One such individual is, or I should say was, Mark Watson, acclaimed comedian, writer and panel-show personality. Watson was, in his own words, ‘crap at the environment’; his penchant for long-haul flights, his plastic bag ‘habit’, his weakness for air-freighted wine – all of these factors (and more) added up to a big fat carbon footprint of 6.3 tonnes a year, compared to the UK average of 4.48 tonnes. But after watching Al Gore’s award-winning documentary, An Inconvenient Truth, he’s struck by green panic and sets about being ‘less crap, and more good, at the environment’. The book documents his reluctance – and later, enthusiasm – to change his ways, the progress his campaign makes, and the many like him he encounters along the way.
Watson’s eco-quest sees him fashioning newspaper pots, embarking on 13-hour train rides in place of flying, endorsing moon cups, spearheading the CATE (Crap at The Environment) campaign to resounding support and, crucially, meeting the man who prompted it all, Al Gore, in undertaking Gore’s ‘Climate Change Leadership Program’.

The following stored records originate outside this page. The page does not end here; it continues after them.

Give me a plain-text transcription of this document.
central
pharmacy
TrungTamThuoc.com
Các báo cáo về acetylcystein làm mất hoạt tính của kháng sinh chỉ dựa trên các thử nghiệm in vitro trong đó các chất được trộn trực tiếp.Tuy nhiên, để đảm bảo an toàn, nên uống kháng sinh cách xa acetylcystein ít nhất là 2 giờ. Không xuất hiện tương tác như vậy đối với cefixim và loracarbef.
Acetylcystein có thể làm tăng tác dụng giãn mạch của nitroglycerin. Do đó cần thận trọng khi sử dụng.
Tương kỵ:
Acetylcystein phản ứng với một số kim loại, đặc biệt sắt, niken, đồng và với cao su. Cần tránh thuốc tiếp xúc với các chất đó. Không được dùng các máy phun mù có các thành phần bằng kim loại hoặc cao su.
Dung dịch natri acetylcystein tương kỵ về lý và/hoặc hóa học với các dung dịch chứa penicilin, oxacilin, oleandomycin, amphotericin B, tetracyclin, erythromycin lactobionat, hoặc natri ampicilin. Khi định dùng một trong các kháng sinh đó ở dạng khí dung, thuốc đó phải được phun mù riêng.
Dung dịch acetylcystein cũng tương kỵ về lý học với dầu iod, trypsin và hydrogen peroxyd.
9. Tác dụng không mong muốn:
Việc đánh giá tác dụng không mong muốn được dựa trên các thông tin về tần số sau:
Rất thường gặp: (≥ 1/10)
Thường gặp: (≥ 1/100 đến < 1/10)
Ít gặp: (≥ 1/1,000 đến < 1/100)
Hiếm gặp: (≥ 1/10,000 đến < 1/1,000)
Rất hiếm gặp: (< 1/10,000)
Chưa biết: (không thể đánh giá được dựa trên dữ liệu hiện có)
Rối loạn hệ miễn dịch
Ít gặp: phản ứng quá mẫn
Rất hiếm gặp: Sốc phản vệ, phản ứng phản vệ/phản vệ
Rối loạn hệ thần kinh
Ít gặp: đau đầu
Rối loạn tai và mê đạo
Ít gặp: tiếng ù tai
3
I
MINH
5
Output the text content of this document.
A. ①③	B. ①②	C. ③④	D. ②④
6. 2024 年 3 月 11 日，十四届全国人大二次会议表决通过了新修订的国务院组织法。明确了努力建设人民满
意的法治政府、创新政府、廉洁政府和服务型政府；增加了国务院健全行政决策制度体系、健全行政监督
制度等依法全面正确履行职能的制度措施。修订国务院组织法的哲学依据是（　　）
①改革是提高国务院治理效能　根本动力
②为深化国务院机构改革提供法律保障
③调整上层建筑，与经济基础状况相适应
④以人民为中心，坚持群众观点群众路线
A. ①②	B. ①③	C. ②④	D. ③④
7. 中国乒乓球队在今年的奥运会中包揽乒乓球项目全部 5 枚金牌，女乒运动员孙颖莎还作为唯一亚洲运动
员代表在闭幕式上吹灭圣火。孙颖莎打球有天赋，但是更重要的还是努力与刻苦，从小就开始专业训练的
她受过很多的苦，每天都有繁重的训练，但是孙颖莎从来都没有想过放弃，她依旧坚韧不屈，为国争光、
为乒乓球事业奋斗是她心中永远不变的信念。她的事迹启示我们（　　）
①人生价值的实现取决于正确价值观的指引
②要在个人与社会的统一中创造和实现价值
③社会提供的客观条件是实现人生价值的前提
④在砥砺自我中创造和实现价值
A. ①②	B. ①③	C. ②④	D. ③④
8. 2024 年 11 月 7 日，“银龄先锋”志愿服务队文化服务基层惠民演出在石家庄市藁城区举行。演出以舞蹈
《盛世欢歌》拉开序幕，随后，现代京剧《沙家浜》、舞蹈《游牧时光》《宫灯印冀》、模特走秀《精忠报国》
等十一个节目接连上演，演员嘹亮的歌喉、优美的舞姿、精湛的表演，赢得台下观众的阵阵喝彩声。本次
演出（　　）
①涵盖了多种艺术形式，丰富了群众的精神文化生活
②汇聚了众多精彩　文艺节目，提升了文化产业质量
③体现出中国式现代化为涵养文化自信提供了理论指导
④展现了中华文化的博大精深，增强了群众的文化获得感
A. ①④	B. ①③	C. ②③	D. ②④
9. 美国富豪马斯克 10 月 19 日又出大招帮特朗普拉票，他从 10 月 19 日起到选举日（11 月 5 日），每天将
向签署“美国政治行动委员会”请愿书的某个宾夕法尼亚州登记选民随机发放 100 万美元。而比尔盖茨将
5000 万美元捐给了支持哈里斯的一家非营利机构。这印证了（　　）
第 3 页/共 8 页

His story provides a really interesting insight into ‘bottom-up’ environmentalism – reading how a regular Joe has worked diligently to become ‘less crap’ at the environment is both illuminating and inspiring. And of course, thanks to Watson’s comedic credentials, the books makes for a thoroughly enjoyable and compelling read. If we could get this into the hands of regular Joes everywhere, our jobs might just become that bit easier!